Allerdings könnte einer Nachfolgepartei der HDP, selbst wenn sie schnell gegründet würde, noch immer die Teilnahme an der Wahl verwehrt werden, oder sie könnte an der für den Einzug ins Parlament notwendigen landesweiten Zehn-Prozent-Hürde scheitern. Ihre Wähler wären somit nicht im Parlament repräsentiert. Da die restlichen Parteien in den mehrheitlich kurdisch besiedelten Gebieten keinen Rückhalt haben, würden in diesem Fall die betreffenden Sitze zum allergrößten Teil der AKP zufallen. Dies bedeutete einen Zuwachs von 50 bis 70 Sitzen, was Erdoğans Partei abermals zur absoluten Mehrheit im Parlament verhelfen könnte.
Die Hoffnung darauf, dass strittige Fragen im Zusammenhang mit der Organisation der Wahl, wie etwa die Zulassung von Parteien, objektiv entschieden würden, ist wenig realistisch. Denn der Hohe Wahlrat, der für die Durchführung von Wahlen zuständig ist, wurde nach den Kommunalwahlen von 2019 überwiegend neu zusammengesetzt – im Sinne Erdoğans. Die neu ernannten Mitglieder des Gremiums kamen ausschließlich aus dem Kassationsgericht und dem Staatsrat. Alle Richter dieser beiden hohen Gerichte waren zehn Tage nach dem Putschversuch über das Gesetz Nr. 6723 (§§ 12 und 22) ihrer Ämter enthoben worden, die Neuernennungen erfolgten nach Erdoğans Vorstellungen.

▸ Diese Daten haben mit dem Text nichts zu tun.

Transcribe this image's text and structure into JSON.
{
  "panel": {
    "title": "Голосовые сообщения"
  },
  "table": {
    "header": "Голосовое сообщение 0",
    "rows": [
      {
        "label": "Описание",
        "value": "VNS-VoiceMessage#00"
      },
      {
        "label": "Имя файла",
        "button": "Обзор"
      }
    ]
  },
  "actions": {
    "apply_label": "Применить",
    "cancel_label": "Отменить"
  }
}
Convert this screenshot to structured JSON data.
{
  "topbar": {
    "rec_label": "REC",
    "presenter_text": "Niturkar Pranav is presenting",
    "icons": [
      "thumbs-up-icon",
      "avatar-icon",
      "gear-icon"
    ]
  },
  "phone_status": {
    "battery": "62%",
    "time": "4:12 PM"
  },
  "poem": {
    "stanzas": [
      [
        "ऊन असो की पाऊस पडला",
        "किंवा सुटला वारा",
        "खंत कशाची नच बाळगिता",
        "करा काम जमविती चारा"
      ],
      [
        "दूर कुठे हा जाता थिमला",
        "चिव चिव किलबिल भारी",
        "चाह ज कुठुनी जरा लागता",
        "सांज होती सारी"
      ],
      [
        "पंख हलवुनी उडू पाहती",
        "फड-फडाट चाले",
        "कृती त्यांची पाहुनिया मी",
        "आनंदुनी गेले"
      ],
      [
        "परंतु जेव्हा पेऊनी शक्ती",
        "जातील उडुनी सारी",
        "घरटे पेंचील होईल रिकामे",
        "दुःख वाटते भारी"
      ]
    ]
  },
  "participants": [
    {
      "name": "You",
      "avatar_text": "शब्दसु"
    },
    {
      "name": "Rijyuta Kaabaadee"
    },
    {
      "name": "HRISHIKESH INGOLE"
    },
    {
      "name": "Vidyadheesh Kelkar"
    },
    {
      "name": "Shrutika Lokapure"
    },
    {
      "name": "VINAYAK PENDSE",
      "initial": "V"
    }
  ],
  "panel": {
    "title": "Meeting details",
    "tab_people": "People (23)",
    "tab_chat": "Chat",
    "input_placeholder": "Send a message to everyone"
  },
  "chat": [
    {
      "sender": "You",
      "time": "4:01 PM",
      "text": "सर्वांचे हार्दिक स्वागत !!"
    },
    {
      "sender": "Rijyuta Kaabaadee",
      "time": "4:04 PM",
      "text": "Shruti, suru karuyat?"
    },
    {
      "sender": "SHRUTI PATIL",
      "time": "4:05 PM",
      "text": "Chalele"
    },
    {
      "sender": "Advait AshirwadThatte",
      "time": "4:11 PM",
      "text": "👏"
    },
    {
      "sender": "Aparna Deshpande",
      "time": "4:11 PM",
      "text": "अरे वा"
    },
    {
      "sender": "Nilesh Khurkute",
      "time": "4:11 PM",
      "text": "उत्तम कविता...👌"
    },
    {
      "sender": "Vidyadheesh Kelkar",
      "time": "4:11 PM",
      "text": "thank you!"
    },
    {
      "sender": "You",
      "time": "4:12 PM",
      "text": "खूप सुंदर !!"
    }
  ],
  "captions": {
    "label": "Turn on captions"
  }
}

Die Auswirkungen des gescheiterten Putschversuchs auf die Justiz
Dass die Justiz so willig und so schnell den Forderungen des MHP-Vorsitzenden entsprach und den Verbotsantrag gegen die HDP nur drei Monate später eingebracht hat, ist Folge der Neuordnung der türkischen Justiz nach dem gescheiterten Putschversuch von Teilen des Militärs im Juli 2016. Präsident Erdoğan sollte den auf seinen Sturz gerichteten Coup d’État nur wenig später als ein »Geschenk des Himmels« bezeichnen. Obgleich der Aufstand niedergeschlagen wurde, sich sowohl die Militärführung als auch die Polizei geschlossen hinter die Regierung stellten und ausnahmslos alle politischen Parteien den Umsturzversuch verurteilten, wurde der Ausnahmezustand verhängt. In den Wochen darauf wurden zahlreiche »Verordnungen mit Gesetzeskraft« erlassen, die dem Staatspräsidenten ermöglichten, den Aufbau der Verwaltung tiefgreifend zu ändern, Institutionen zu säubern und die Justiz zu beeinflussen. Das Verfassungsgericht erklärte sich selbst für nicht zuständig, diese Verordnungen verfassungsrechtlich zu prüfen, wodurch der Präsident Regelungen durchsetzen konnte, die sowohl dem Wortlaut als auch dem Sinn von Verfassungsvorschriften widersprechen.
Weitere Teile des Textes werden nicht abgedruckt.